Inference for one mean

Interactive SAS tutorials supporting the OpenIntro Introduction to Modern Statistics textbook.

Inference for one mean

Let’s move on to talking about inference for numerical variables. The most common population parameter of interest for numerical variables is the mean. And, as we did with proportions, we’ll walk through both the randomization methods and the mathematical methods for inference.

For this lesson, we’ll use information about births in North Carolina. Actually, we’re going to take a look at the mothers’ weight gain during pregnancy. Let’s load the data and ignore any records with missing information on that variable. Let’s also load the randomization macros.

* Initialize this SAS session;
%include "~/my_shared_file_links/hammi002/sasprog/run_first.sas";

* Load randomization macros;
%include "~/my_shared_file_links/hammi002/sasprog/load-randomization.sas";

* Makes a working copy of NCBIRTHS data and check;
%use_data(ncbirths);
%glimpse(ncbirths);

* Remove observations with missing information about weight gain;
data ncbirths;
	set ncbirths(
		where=(not missing(gained))
	);
run;

Before we start the inference procedures, let’ s calculate mean weight gain and take a look at the observed distribution:

* Summarize weight gain information;
proc means data=ncbirths mean std median q1 q3 maxdec=1;
	var gained;
run;

* Histogram of weight gain;
proc sgplot data=ncbirths;
	histogram gained;
run;

Mean (SD) weight gain was 30.3 (14.2) pounds. And, from the histogram, we can see that the range was 0 pounds to over 80 pounds.

Bootstrapping for confidence intervals

Bootstrapping for hypothesis testing

Before talking about the mathematical model for inference for one mean, let’s briefly talk about the randomization methods that we would use.

Re-centering a bootstrap distribution

So far we learned how to create bootstrap confidence intervals for estimation purposes. But what do we do if our goal is testing, not estimation? How can we use simulation methods to test whether a single parameter of a numerical distribution is different from, greater than, or smaller than some value? The answer is simple, though not necessarily intuitive. However if you keep in mind one important aspect of hypothesis testing – namely that we assume the null hypothesis is true – hopefully the approach makes sense.

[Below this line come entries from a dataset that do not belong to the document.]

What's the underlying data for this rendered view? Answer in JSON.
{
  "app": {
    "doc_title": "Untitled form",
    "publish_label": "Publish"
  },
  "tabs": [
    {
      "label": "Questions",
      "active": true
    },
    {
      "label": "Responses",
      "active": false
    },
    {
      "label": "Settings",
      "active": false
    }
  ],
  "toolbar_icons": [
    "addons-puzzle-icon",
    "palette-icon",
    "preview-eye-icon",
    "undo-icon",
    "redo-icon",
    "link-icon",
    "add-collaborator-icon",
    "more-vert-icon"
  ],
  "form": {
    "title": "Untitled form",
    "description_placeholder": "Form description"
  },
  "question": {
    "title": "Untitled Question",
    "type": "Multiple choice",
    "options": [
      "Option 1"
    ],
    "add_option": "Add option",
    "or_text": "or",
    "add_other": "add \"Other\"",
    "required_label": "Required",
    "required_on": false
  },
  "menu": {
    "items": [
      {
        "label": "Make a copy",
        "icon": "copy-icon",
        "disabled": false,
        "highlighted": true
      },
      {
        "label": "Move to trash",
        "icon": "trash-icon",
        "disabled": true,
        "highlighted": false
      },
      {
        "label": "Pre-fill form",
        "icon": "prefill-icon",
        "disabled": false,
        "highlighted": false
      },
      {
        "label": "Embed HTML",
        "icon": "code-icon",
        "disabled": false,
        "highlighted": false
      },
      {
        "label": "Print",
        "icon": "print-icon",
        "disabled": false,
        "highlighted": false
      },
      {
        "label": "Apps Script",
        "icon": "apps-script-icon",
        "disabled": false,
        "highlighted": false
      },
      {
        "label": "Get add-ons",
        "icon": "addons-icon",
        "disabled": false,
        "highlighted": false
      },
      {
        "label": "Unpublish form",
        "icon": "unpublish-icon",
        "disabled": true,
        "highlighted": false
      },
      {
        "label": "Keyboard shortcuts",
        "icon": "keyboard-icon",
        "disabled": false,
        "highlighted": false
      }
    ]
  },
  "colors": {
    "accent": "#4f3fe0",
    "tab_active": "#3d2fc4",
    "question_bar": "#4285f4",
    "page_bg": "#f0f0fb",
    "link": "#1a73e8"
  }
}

Re-centering a bootstrap distribution for hypothesis testing

  • Bootstrap distributions are by design centered at the observed sample statistic.
  • However since in a hypothesis test we assume that $H_0$ is true, we shift the bootstrap distribution to be centered at the null value.
  • p-value = The proportion of simulations that yield a sample statistic at least as favorable to the alternative hypothesis as the observed sample statistic.

Bootstrap distributions are by design centered at the observed sample statistic.

However since in a hypothesis test we assume that the null hypothesis is true, we shift the bootstrap distribution to be centered at the null value.

The p-value is then defined as the proportion of simulations that yield a sample statistic at least as favorable to the alternative hypothesis as the observed sample statistic.

Re-centering the bootstrap distribution - sketch

Here is a graphical representation: We start with our bootstrap distribution, which is always centered at the observed sample statistic. We then shift this distribution so the center is at the null value, and calculate the p-value as the proportion of simulations that yield bootstrap statistics that are at least as extreme as the observed sample statistic.